Attending BAAP last week, I was very pleased to find there was a whole session devoted to rhythm, which I have written about before (here). One of the general conclusions was that the perception of rhythm in a language depends on the native language of the perceiver. English has a relatively complex syllable structure, while French and Spanish have far fewer consonant clusters, so that their vowel onsets are closer together. The syllable durations of French and Spanish, measured in milliseconds, are therefore shorter and more similar that those of English syllables.
Poetry, as the most rhythmical form of lanuage, may be able to help. English verse lines are measured in stresses, and one of the papers at BAAP measured the rhythm of the most regular form: the limerick. This is either a verse of five lines, with three stresses in each of the first two, and the last, and two stressed in the third and fourth lines; or it is a verse of four lines, each of four stresses, the final one of the first, second and final lines being silent, and an internal rhyme in the third line. The rhythm of a limerick can easily be tapped out as it is being read, and the silent stress is obvious.
French verse is measured in syllables: an Alexandrine has 12 syllables, with a caesura after the sixth (in a classical poem). Any line that does not have 12 syllables is not an Alexandrine. Each line can therefore be tapped out with twelve beats.
Spanish verse seems to be a hybrid: a Spanish Alexandrine has 14 syllables. There is no necessary caesura, but a condition of its being a true Alexandrine is that the thirteenth syllable be stressed. Here are eight lines from a poem by Antonio Machado to illustrate this:
Adoro la hermosura, y en la moderna estética
corté las viejas rosas del huerto de Ronsard;
mas no amo los afeites de la actual cosmética,
ni soy un ave de esas del nuevo gay-trinar.
Desdeño las romanzas de los tenores huecos
y el coro de los grillos que cantan a la luna.

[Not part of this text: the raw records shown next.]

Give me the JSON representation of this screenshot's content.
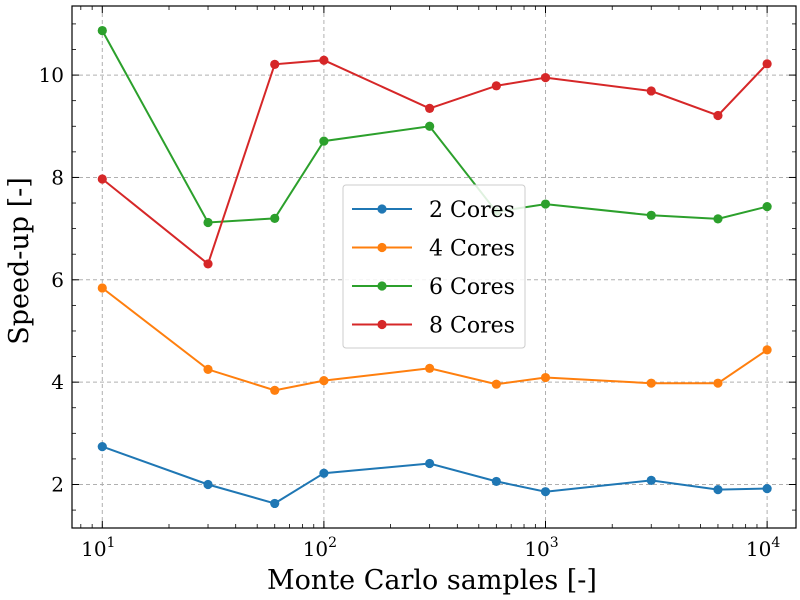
{
  "chart_data": {
    "type": "line",
    "xscale": "log",
    "xlabel": "Monte Carlo samples [-]",
    "ylabel": "Speed-up [-]",
    "xlim": [
      7.3,
      13500
    ],
    "ylim": [
      1.15,
      11.35
    ],
    "grid": true,
    "legend_position": "center",
    "x": [
      10,
      30,
      60,
      100,
      300,
      600,
      1000,
      3000,
      6000,
      10000
    ],
    "xticks": [
      {
        "value": 10,
        "base": "10",
        "exp": "1"
      },
      {
        "value": 100,
        "base": "10",
        "exp": "2"
      },
      {
        "value": 1000,
        "base": "10",
        "exp": "3"
      },
      {
        "value": 10000,
        "base": "10",
        "exp": "4"
      }
    ],
    "yticks": [
      {
        "value": 2,
        "label": "2"
      },
      {
        "value": 4,
        "label": "4"
      },
      {
        "value": 6,
        "label": "6"
      },
      {
        "value": 8,
        "label": "8"
      },
      {
        "value": 10,
        "label": "10"
      }
    ],
    "series": [
      {
        "name": "2 Cores",
        "color": "#1f77b4",
        "values": [
          2.74,
          2.0,
          1.63,
          2.22,
          2.41,
          2.06,
          1.86,
          2.08,
          1.9,
          1.92
        ]
      },
      {
        "name": "4 Cores",
        "color": "#ff7f0e",
        "values": [
          5.84,
          4.25,
          3.84,
          4.03,
          4.27,
          3.96,
          4.09,
          3.98,
          3.98,
          4.63
        ]
      },
      {
        "name": "6 Cores",
        "color": "#2ca02c",
        "values": [
          10.87,
          7.12,
          7.2,
          8.71,
          9.0,
          7.33,
          7.48,
          7.26,
          7.19,
          7.43
        ]
      },
      {
        "name": "8 Cores",
        "color": "#d62728",
        "values": [
          7.97,
          6.31,
          10.21,
          10.29,
          9.35,
          9.79,
          9.95,
          9.69,
          9.21,
          10.22
        ]
      }
    ]
  }
}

A distinguir me paro las voces de los ecos,
y escucho solamente, entre las voces, una.
In each case (allowing for synalepha), the thirteenth syllable is stressed. The only places where there is no synalepha are in the third line between ‘no’ and ‘amo’, and in the last line, between ’solamente’ and ‘entre’. This makes a total of between 13 and 15 syllables for the individual lines.
If Spanish is syllable-timed, how do we achieve equal lengths for these lines?

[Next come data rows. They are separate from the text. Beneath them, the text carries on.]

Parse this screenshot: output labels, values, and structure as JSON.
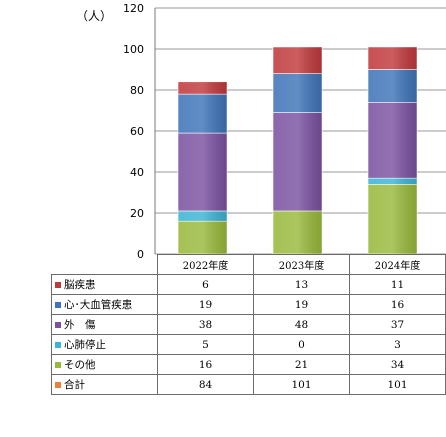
{
  "chart_data": {
    "type": "bar",
    "stacked": true,
    "unit_label": "（人）",
    "ylim": [
      0,
      120
    ],
    "y_ticks": [
      0,
      20,
      40,
      60,
      80,
      100,
      120
    ],
    "grid": true,
    "categories": [
      "2022年度",
      "2023年度",
      "2024年度"
    ],
    "series": [
      {
        "name": "その他",
        "color": "#99b93c",
        "values": [
          16,
          21,
          34
        ]
      },
      {
        "name": "心肺停止",
        "color": "#3cb4d4",
        "values": [
          5,
          0,
          3
        ]
      },
      {
        "name": "外　傷",
        "color": "#7a52a0",
        "values": [
          38,
          48,
          37
        ]
      },
      {
        "name": "心･大血管疾患",
        "color": "#3f74b8",
        "values": [
          19,
          19,
          16
        ]
      },
      {
        "name": "脳疾患",
        "color": "#c0393c",
        "values": [
          6,
          13,
          11
        ]
      }
    ],
    "table_rows": [
      {
        "name": "脳疾患",
        "color": "#c0393c",
        "values": [
          "6",
          "13",
          "11"
        ]
      },
      {
        "name": "心･大血管疾患",
        "color": "#3f74b8",
        "values": [
          "19",
          "19",
          "16"
        ]
      },
      {
        "name": "外　傷",
        "color": "#7a52a0",
        "values": [
          "38",
          "48",
          "37"
        ]
      },
      {
        "name": "心肺停止",
        "color": "#3cb4d4",
        "values": [
          "5",
          "0",
          "3"
        ]
      },
      {
        "name": "その他",
        "color": "#99b93c",
        "values": [
          "16",
          "21",
          "34"
        ]
      },
      {
        "name": "合計",
        "color": "#e8813a",
        "values": [
          "84",
          "101",
          "101"
        ]
      }
    ]
  }
}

3 Responses for "Spanish rhythm"
Hi Graham -
I’ve read somewhere that Portuguese rhythm differs between European and Brazilian in that one is stress-timed and the other syllable-timed (can’t recall which way round!)

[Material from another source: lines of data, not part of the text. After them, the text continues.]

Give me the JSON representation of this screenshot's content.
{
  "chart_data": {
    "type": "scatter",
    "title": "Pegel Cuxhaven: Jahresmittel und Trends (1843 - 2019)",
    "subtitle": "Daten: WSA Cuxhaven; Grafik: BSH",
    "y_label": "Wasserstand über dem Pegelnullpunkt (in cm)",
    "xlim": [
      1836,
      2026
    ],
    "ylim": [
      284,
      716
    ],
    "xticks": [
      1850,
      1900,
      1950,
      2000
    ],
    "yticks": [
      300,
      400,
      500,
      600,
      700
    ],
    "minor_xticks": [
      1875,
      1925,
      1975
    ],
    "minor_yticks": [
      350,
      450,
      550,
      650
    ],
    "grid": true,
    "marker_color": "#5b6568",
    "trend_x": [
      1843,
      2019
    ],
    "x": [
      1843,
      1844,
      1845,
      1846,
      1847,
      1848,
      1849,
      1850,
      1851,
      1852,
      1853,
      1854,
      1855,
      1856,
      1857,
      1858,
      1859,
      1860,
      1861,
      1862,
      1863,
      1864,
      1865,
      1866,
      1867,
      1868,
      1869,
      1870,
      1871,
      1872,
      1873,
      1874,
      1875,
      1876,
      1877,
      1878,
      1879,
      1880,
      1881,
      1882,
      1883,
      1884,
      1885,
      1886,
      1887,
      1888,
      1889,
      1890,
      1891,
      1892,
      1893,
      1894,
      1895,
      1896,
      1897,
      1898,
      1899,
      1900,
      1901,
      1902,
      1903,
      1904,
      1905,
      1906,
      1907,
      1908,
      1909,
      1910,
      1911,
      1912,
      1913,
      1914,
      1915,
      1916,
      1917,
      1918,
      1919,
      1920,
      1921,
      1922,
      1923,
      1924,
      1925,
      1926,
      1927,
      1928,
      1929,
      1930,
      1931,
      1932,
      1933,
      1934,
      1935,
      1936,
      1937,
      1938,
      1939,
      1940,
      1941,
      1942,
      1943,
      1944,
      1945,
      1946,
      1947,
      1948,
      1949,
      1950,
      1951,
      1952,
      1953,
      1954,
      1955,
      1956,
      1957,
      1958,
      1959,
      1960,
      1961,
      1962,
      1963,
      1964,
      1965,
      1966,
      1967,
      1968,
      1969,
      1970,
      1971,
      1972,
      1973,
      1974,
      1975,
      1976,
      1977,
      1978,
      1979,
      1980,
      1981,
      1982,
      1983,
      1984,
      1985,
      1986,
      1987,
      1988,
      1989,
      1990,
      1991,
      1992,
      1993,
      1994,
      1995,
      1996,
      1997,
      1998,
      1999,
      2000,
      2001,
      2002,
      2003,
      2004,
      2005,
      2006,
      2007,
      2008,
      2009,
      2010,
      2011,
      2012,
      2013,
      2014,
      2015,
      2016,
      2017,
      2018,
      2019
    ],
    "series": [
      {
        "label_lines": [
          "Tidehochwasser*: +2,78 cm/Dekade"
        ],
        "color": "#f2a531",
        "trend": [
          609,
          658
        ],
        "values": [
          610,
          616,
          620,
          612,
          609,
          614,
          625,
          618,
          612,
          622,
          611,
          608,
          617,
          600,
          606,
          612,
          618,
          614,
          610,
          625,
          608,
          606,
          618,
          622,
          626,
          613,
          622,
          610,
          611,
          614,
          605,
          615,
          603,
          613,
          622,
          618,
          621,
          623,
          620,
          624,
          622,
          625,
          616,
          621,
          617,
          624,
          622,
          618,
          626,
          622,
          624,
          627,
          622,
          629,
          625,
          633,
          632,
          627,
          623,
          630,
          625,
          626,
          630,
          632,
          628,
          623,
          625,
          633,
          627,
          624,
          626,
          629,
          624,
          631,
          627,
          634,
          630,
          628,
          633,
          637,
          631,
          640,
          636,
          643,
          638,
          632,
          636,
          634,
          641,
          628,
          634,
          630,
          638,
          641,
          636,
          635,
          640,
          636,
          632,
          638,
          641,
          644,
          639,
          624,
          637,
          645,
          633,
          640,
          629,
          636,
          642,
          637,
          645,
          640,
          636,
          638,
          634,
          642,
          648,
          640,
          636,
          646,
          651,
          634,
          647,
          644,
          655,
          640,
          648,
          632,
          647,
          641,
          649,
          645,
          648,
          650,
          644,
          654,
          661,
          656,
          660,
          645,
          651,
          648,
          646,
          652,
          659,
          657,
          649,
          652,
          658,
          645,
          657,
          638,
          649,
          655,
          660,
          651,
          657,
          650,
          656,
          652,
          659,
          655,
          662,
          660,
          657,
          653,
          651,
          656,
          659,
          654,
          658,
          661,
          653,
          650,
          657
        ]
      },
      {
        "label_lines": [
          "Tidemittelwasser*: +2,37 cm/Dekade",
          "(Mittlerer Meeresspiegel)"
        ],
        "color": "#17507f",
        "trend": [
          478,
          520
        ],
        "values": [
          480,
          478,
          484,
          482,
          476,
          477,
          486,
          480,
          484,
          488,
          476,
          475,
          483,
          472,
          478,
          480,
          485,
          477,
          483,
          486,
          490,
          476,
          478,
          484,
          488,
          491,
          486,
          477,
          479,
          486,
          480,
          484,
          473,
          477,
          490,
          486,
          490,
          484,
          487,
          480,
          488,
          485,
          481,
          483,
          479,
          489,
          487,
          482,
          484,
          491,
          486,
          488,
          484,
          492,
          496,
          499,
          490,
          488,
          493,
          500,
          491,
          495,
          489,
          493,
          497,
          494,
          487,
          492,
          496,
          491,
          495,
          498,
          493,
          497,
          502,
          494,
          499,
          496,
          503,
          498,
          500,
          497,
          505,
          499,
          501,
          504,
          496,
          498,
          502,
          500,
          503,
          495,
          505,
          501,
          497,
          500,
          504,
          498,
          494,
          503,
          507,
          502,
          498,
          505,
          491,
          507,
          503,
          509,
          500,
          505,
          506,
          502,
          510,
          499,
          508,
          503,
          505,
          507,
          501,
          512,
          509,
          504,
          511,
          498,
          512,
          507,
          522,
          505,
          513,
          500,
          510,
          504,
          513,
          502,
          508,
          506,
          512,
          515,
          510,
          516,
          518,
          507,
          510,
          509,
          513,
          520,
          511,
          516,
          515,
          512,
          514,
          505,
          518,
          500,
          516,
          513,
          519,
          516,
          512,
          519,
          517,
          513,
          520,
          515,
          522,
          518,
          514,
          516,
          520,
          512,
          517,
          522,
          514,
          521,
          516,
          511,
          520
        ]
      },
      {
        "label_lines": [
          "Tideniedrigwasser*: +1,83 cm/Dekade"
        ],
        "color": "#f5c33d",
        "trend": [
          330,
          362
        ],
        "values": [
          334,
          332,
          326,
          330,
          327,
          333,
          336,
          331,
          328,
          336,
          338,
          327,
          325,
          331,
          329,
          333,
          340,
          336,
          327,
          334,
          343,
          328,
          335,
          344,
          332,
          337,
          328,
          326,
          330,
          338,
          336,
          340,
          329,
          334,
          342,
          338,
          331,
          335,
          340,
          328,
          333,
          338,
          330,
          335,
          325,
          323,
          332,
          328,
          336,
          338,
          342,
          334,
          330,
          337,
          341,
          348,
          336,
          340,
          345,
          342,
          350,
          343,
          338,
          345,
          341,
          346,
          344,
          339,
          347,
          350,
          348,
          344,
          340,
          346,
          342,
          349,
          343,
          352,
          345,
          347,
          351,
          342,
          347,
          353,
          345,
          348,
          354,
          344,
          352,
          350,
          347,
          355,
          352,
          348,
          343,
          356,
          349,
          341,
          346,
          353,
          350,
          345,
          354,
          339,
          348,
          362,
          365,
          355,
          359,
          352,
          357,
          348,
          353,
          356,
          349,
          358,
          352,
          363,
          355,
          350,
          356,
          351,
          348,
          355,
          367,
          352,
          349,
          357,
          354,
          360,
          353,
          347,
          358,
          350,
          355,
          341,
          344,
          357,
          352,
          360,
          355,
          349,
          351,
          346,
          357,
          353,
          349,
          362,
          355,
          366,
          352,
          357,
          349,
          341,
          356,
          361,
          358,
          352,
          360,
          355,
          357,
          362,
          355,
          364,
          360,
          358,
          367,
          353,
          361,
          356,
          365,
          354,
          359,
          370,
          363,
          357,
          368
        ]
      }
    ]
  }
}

Could a similar difference be nascent in Spanish? Could this account for the hybrid findings?
Martin Ball
Portuguese is traditionally said to be the only Romance language that is stress-timed, but whether that is based on any sort of proper evidence, or simply an impressionistic view given by anglophone speakers, I don’t know. I can imagine that Brazilian and European Portuguese would have different rhythms, but where they might fall on a scale between stress- and syllable-timing, I don’t know. And I don’t know anything about Portuguese verse metrics either. That’s three “I don’t knows”. Perhaps somebody reading this DOES know?!?